May Day tradition this year marred by political crisis
April 30, 2014 00:00
By The Nation
May Day this year will be different. Tomorrow there will be fewer traditional events held by working people because of the political instability which will either discourage them from celebrating fully, or divide them over their political stances.
A long traditional parade of labourers from Royal Plaza to Sanam Luang will not be held, as the route is partly blocked by anti-government protesters and will be occupied by the People's Democratic Reform Committee (PDRC) supporters who will soon be moving from Lumpini Park. Instead, a shorter parade is planned on another route to maintain this symbolic march.
Two major labour groups, the Thai Labour Solidarity Committee (TLSC) and the State Enterprise Workers' Association Confederation (SERC), which support the anti-government movement, will not submit proposals to the government, saying its caretaker status meant it was unable to respond to their calls. The two groups will hold a separate event of their own near the Parliament House.
Thawee Deeying, chairman of the Private Industrial Labour Assembly, as the head of the 2014 May Day event, said the caretaker prime minister had turned down his request made in January to preside over an event. The PM had not given him a reason. Caretaker labour minister Chalerm Yoobamrung also refused an invitation, citing his caretaker status.

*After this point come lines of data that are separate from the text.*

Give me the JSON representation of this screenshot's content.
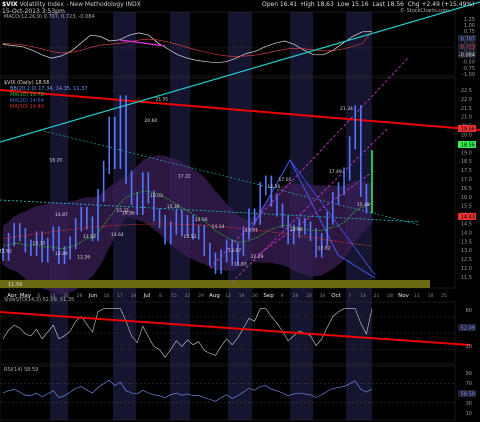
{
  "header": {
    "symbol": "$VIX",
    "name": "Volatility Index - New Methodology",
    "exchange": "INDX",
    "date": "15-Oct-2013 3:53pm",
    "open": "Open 16.41",
    "high": "High 18.63",
    "low": "Low 15.16",
    "last": "Last 18.56",
    "chg": "Chg +2.49 (+15.49%)",
    "watermark": "© StockCharts.com"
  },
  "colors": {
    "background": "#000000",
    "price": "#5577ff",
    "red_trend": "#ee0000",
    "cyan_trend": "#22cccc",
    "magenta": "#dd33dd",
    "bollinger_fill": "#3a1f55",
    "volume_band": "#6b6b14",
    "ma_green": "#33bb33",
    "ma_red": "#cc3333",
    "ma_blue": "#4466cc",
    "rsi": "#7799ff"
  },
  "macd_panel": {
    "label": "MACD(12,26,9) 0.707, 0.723, -0.084",
    "axis": [
      "1.25",
      "1.00",
      "0.75",
      "0.50",
      "0.25",
      "0.00",
      "-0.25",
      "-0.50",
      "-0.75",
      "-1.00"
    ],
    "last_labels": [
      "0.707",
      "0.723",
      "-0.084"
    ],
    "macd": [
      0.15,
      0.1,
      0.05,
      -0.1,
      -0.3,
      -0.45,
      -0.35,
      -0.15,
      0.2,
      0.55,
      0.5,
      0.3,
      0.35,
      0.55,
      0.65,
      0.55,
      0.2,
      -0.05,
      -0.3,
      -0.45,
      -0.55,
      -0.6,
      -0.65,
      -0.6,
      -0.45,
      -0.25,
      -0.15,
      0.05,
      0.2,
      0.3,
      0.15,
      -0.1,
      -0.3,
      -0.3,
      -0.1,
      0.2,
      0.5,
      0.7,
      0.71
    ],
    "signal": [
      0.2,
      0.17,
      0.13,
      0.06,
      -0.04,
      -0.16,
      -0.22,
      -0.2,
      -0.12,
      0.02,
      0.12,
      0.16,
      0.2,
      0.27,
      0.34,
      0.38,
      0.34,
      0.26,
      0.14,
      0.02,
      -0.1,
      -0.2,
      -0.29,
      -0.35,
      -0.37,
      -0.35,
      -0.31,
      -0.24,
      -0.15,
      -0.06,
      -0.02,
      -0.04,
      -0.09,
      -0.13,
      -0.12,
      -0.05,
      0.06,
      0.19,
      0.72
    ]
  },
  "price_panel": {
    "legend": [
      "$VIX (Daily) 18.56",
      "BB(20,2.0) 17.34, 14.35, 11.37",
      "MA(10) 15.78",
      "MA(20) 14.64",
      "MA(50) 14.40"
    ],
    "axis": [
      "22.5",
      "22.0",
      "21.5",
      "21.0",
      "20.5",
      "20.0",
      "19.5",
      "19.0",
      "18.5",
      "17.5",
      "17.0",
      "16.5",
      "16.0",
      "15.5",
      "15.0",
      "14.5",
      "14.0",
      "13.5",
      "13.0",
      "12.5",
      "12.0",
      "11.5"
    ],
    "tags": [
      "19.56",
      "18.56",
      "14.43"
    ],
    "annotations": [
      "12.62",
      "18.20",
      "14.87",
      "13.13",
      "12.49",
      "13.53",
      "12.26",
      "15.11",
      "13.64",
      "14.96",
      "20.60",
      "21.91",
      "16.03",
      "15.36",
      "17.22",
      "13.53",
      "14.56",
      "14.14",
      "12.67",
      "11.83",
      "13.91",
      "12.29",
      "16.56",
      "17.01",
      "13.96",
      "12.82",
      "17.49",
      "21.34",
      "15.48"
    ],
    "volume_label": "11.59"
  },
  "chart_data": {
    "type": "line",
    "title": "$VIX Volatility Index - New Methodology",
    "x": [
      "Apr",
      "May",
      "6",
      "13",
      "20",
      "28",
      "Jun",
      "10",
      "17",
      "24",
      "Jul",
      "8",
      "15",
      "22",
      "29",
      "Aug",
      "12",
      "19",
      "26",
      "Sep",
      "9",
      "16",
      "23",
      "30",
      "Oct",
      "7",
      "14",
      "21",
      "28",
      "Nov",
      "11",
      "18",
      "25"
    ],
    "xlabel": "",
    "ylabel": "",
    "ylim": [
      11.2,
      22.8
    ],
    "series": [
      {
        "name": "$VIX (Daily) 18.56",
        "values": [
          12.6,
          13.5,
          14.1,
          13.8,
          13.1,
          12.9,
          13.6,
          12.5,
          13.2,
          13.9,
          12.4,
          12.7,
          13.3,
          14.4,
          15.1,
          14.5,
          13.8,
          16.2,
          17.9,
          20.6,
          18.2,
          21.9,
          17.3,
          16.0,
          15.4,
          17.2,
          16.1,
          15.0,
          14.6,
          13.6,
          14.2,
          14.9,
          14.1,
          14.6,
          13.9,
          14.0,
          12.9,
          12.3,
          11.8,
          12.5,
          13.1,
          12.3,
          12.9,
          13.9,
          15.0,
          14.8,
          16.6,
          17.0,
          15.9,
          15.3,
          14.6,
          13.6,
          14.0,
          14.4,
          14.2,
          13.8,
          12.8,
          13.5,
          14.8,
          16.0,
          16.6,
          17.5,
          19.4,
          21.3,
          16.5,
          15.5,
          18.56
        ]
      },
      {
        "name": "MA(20) 14.64",
        "values": [
          13.2,
          13.2,
          13.3,
          13.3,
          13.2,
          13.2,
          13.2,
          13.1,
          13.1,
          13.1,
          13.0,
          13.0,
          13.1,
          13.2,
          13.4,
          13.6,
          13.7,
          14.0,
          14.4,
          14.9,
          15.3,
          15.8,
          16.1,
          16.3,
          16.4,
          16.5,
          16.5,
          16.4,
          16.3,
          16.1,
          15.9,
          15.7,
          15.5,
          15.3,
          15.1,
          14.9,
          14.7,
          14.4,
          14.1,
          13.9,
          13.7,
          13.5,
          13.4,
          13.4,
          13.5,
          13.6,
          13.8,
          14.0,
          14.2,
          14.3,
          14.4,
          14.4,
          14.3,
          14.2,
          14.2,
          14.1,
          14.1,
          14.1,
          14.2,
          14.3,
          14.4,
          14.6,
          14.9,
          15.3,
          15.5,
          15.6,
          15.8
        ]
      }
    ],
    "legend": "top-left",
    "grid": false
  },
  "rsi_panel": {
    "label": "RSI(14) 58.59",
    "axis": [
      "90",
      "70",
      "50",
      "30",
      "10"
    ],
    "tag": "58.59",
    "values": [
      50,
      55,
      58,
      52,
      45,
      44,
      50,
      42,
      48,
      55,
      40,
      44,
      52,
      60,
      64,
      56,
      50,
      62,
      70,
      78,
      66,
      74,
      55,
      50,
      48,
      56,
      50,
      46,
      44,
      40,
      46,
      50,
      45,
      48,
      44,
      45,
      40,
      36,
      32,
      40,
      46,
      38,
      44,
      52,
      60,
      56,
      64,
      66,
      58,
      55,
      50,
      44,
      48,
      50,
      48,
      46,
      40,
      46,
      54,
      60,
      62,
      64,
      70,
      76,
      58,
      52,
      58.59
    ]
  },
  "oscillator_panel": {
    "label": "SlowSTO(14,3) 52.09, 51.35",
    "axis": [
      "80",
      "50",
      "20"
    ],
    "tag": "52.09"
  }
}
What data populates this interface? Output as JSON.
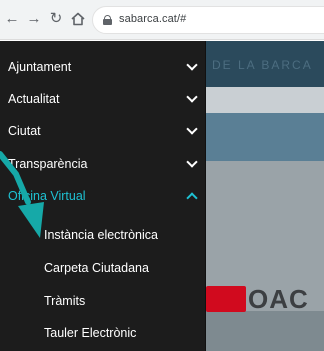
{
  "browser": {
    "url": "sabarca.cat/#"
  },
  "background": {
    "header_text": "DE LA BARCA",
    "logo_text": "OAC"
  },
  "menu": {
    "items": [
      {
        "label": "Ajuntament"
      },
      {
        "label": "Actualitat"
      },
      {
        "label": "Ciutat"
      },
      {
        "label": "Transparència"
      },
      {
        "label": "Oficina Virtual"
      }
    ],
    "subitems": [
      {
        "label": "Instància electrònica"
      },
      {
        "label": "Carpeta Ciutadana"
      },
      {
        "label": "Tràmits"
      },
      {
        "label": "Tauler Electrònic"
      }
    ]
  },
  "colors": {
    "accent": "#1ec1d2",
    "menu_bg": "#1c1c1c",
    "arrow": "#16a9a8"
  }
}
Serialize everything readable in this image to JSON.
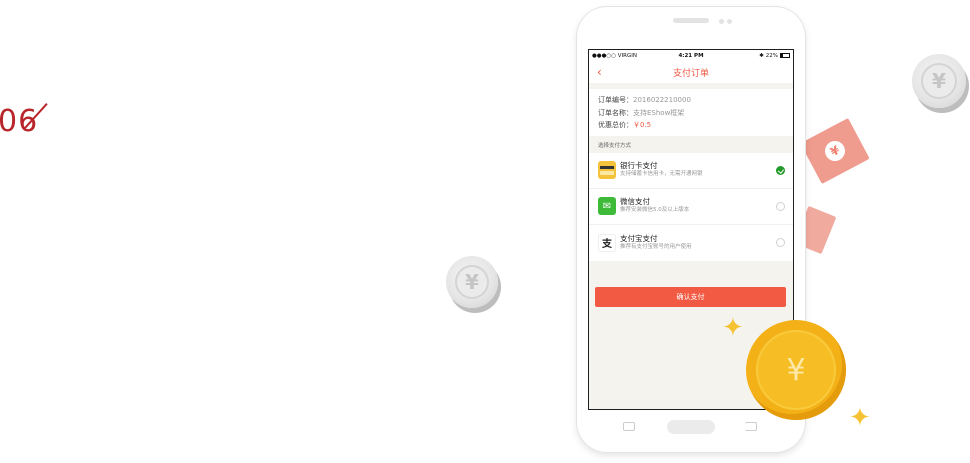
{
  "section": {
    "number": "06"
  },
  "status_bar": {
    "carrier": "●●●○○ VIRGIN",
    "time": "4:21 PM",
    "battery": "22%"
  },
  "nav": {
    "back_icon": "‹",
    "title": "支付订单"
  },
  "order": {
    "number_label": "订单编号：",
    "number_value": "2016022210000",
    "name_label": "订单名称：",
    "name_value": "支持EShow框架",
    "total_label": "优惠总价：",
    "total_value": "￥0.5"
  },
  "payment": {
    "section_label": "选择支付方式",
    "methods": [
      {
        "name": "银行卡支付",
        "desc": "支持储蓄卡信用卡，无需开通网银",
        "selected": true
      },
      {
        "name": "微信支付",
        "desc": "推荐安装微信5.0及以上版本",
        "selected": false
      },
      {
        "name": "支付宝支付",
        "desc": "推荐有支付宝账号的用户使用",
        "selected": false
      }
    ]
  },
  "confirm_button": "确认支付",
  "icons": {
    "bank": "bank-card-icon",
    "wechat": "wechat-icon",
    "alipay": "alipay-icon",
    "alipay_glyph": "支",
    "wechat_glyph": "✉",
    "coin_glyph": "¥"
  },
  "colors": {
    "accent": "#ef5a44",
    "check": "#239a2a",
    "section_number": "#b8252b",
    "gold": "#f3b117"
  }
}
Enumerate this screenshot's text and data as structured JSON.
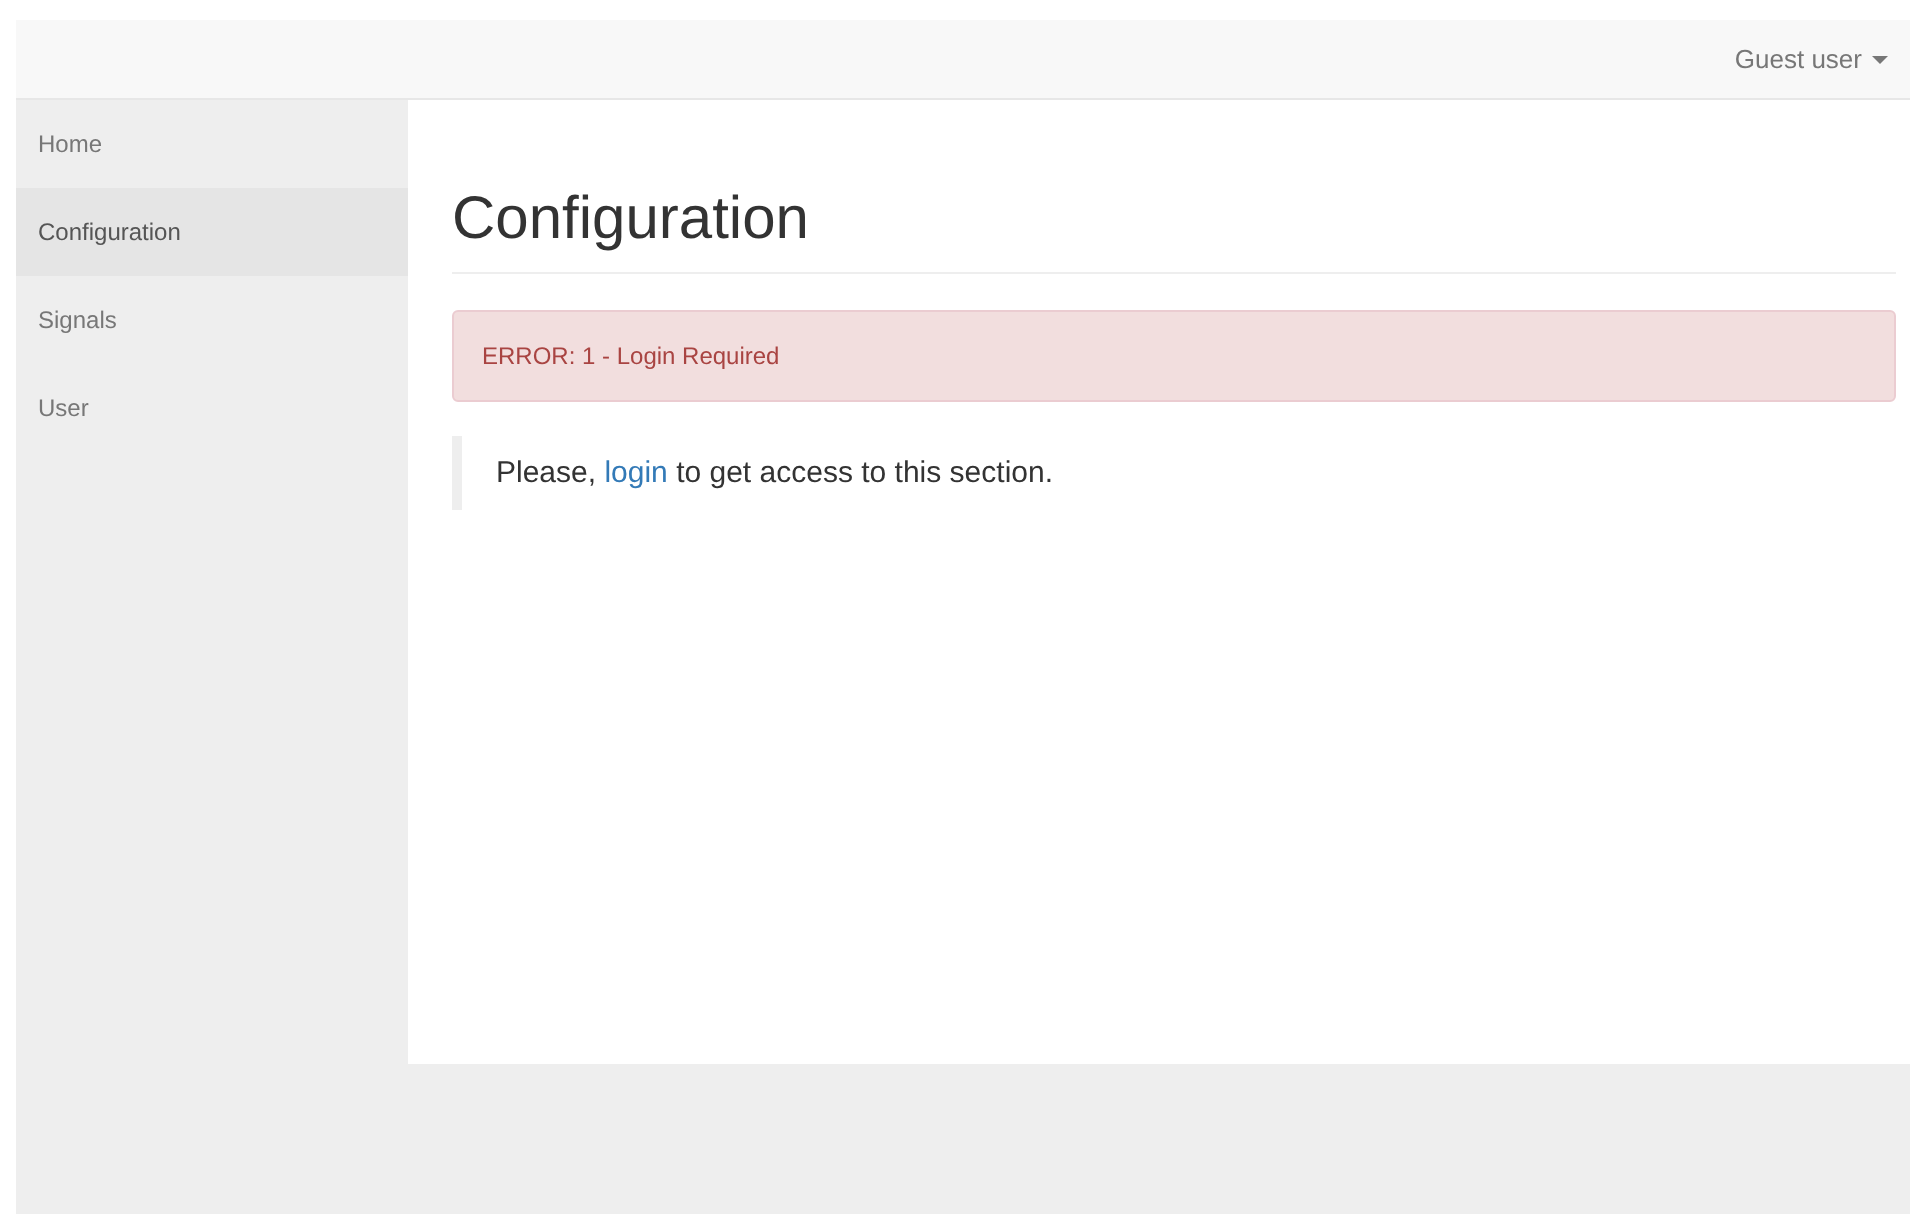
{
  "navbar": {
    "user_menu": "Guest user"
  },
  "sidebar": {
    "items": [
      {
        "label": "Home",
        "selected": false
      },
      {
        "label": "Configuration",
        "selected": true
      },
      {
        "label": "Signals",
        "selected": false
      },
      {
        "label": "User",
        "selected": false
      }
    ]
  },
  "main": {
    "title": "Configuration",
    "alert": "ERROR: 1 - Login Required",
    "message": {
      "before": "Please,",
      "link": "login",
      "after": "to get access to this section."
    }
  }
}
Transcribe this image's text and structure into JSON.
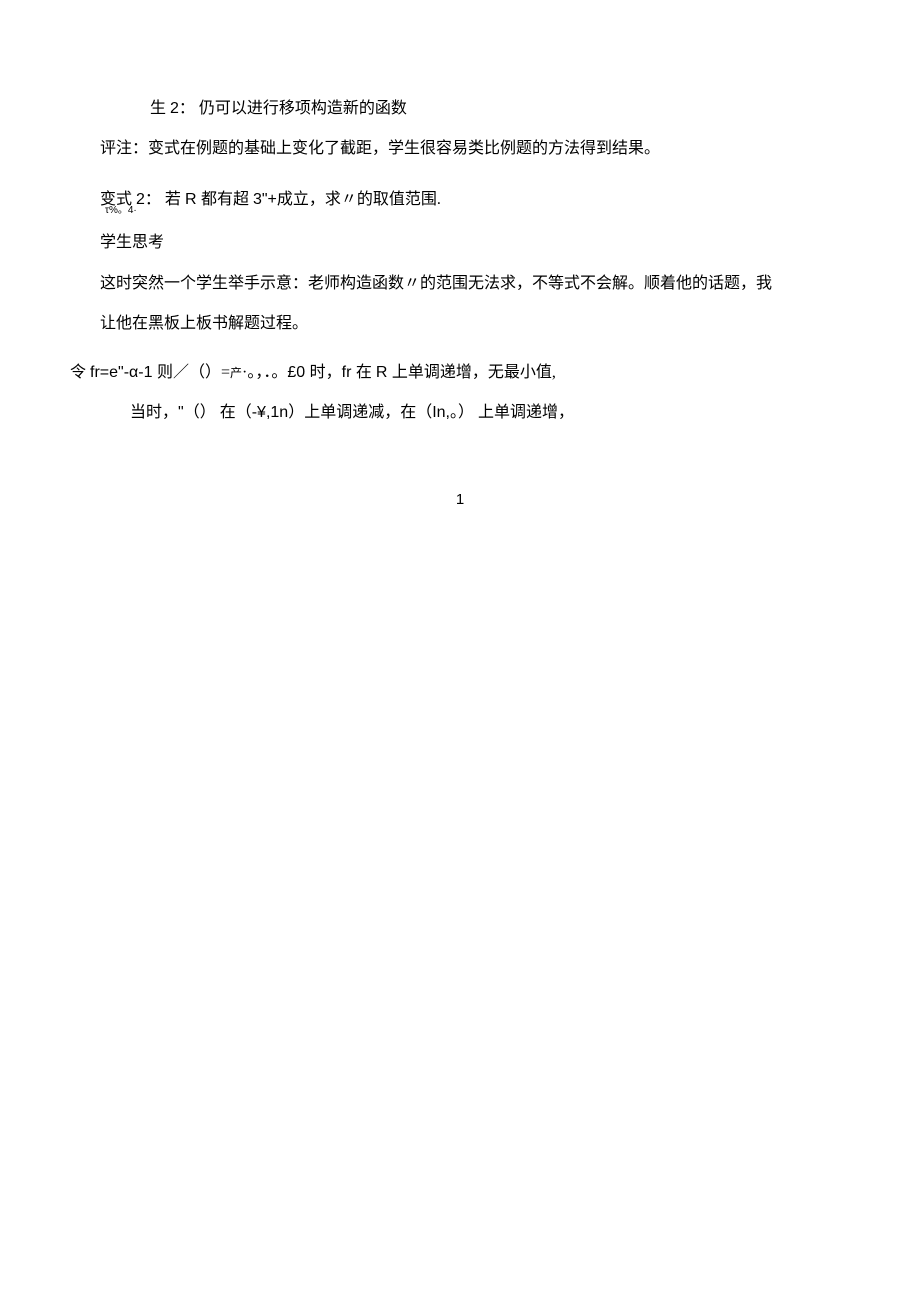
{
  "lines": {
    "l1_a": "生 ",
    "l1_b": "2",
    "l1_c": "： 仍可以进行移项构造新的函数",
    "l2": "评注：变式在例题的基础上变化了截距，学生很容易类比例题的方法得到结果。",
    "l3_a": "变式 ",
    "l3_b": "2",
    "l3_c": "： 若 ",
    "l3_d": "R ",
    "l3_e": "都有超 ",
    "l3_f": "3\"+",
    "l3_g": "成立，求〃的取值范围.",
    "l3_note": "τ%。4·",
    "l4": "学生思考",
    "l5": "这时突然一个学生举手示意：老师构造函数〃的范围无法求，不等式不会解。顺着他的话题，我",
    "l6": "让他在黑板上板书解题过程。",
    "l7_a": "令 ",
    "l7_b": "fr=e\"-α-1 ",
    "l7_c": "则／（）=",
    "l7_d": "产",
    "l7_e": "·。，．。",
    "l7_f": "£0 ",
    "l7_g": "时，",
    "l7_h": "fr ",
    "l7_i": "在 ",
    "l7_j": "R ",
    "l7_k": "上单调递增，无最小值,",
    "l8_a": "当时，",
    "l8_b": "\"",
    "l8_c": "（） 在（",
    "l8_d": "-¥,1n",
    "l8_e": "）上单调递减，在（",
    "l8_f": "In,",
    "l8_g": "。） 上单调递增，",
    "page_number": "1"
  }
}
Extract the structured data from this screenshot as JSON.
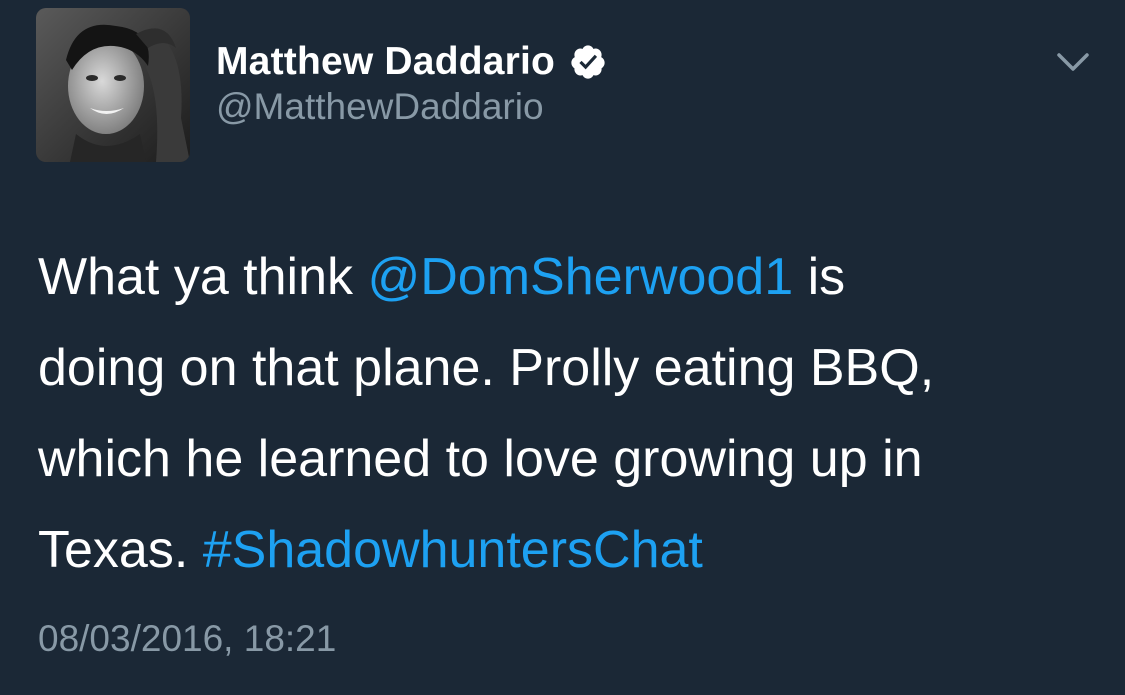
{
  "tweet": {
    "author": {
      "name": "Matthew Daddario",
      "handle": "@MatthewDaddario",
      "verified_icon": "verified-badge-icon",
      "avatar_icon": "profile-photo"
    },
    "menu_icon": "chevron-down-icon",
    "body": {
      "line1_pre": "What ya think ",
      "mention": "@DomSherwood1",
      "line1_post": " is",
      "line2": "doing on that plane. Prolly eating BBQ,",
      "line3": "which he learned to love growing up in",
      "line4_pre": "Texas. ",
      "hashtag": "#ShadowhuntersChat"
    },
    "timestamp": "08/03/2016, 18:21"
  },
  "colors": {
    "background": "#1b2836",
    "text": "#ffffff",
    "secondary": "#8899a6",
    "link": "#1da1f2"
  }
}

The assembly, which plans the shorter parade, said its 15 labour groups planned to submit to the government traditional proposals for better welfare and protection, while still holding a number of events.
Deputy TLSC chairman Wilaiwan sae-Tia, said that SERC would not encourage or stop its members from joining the PDRC cause or its events. She said TLSC conditions, mostly existing ones frequently proposed, would be submitted to the new government once it was in power.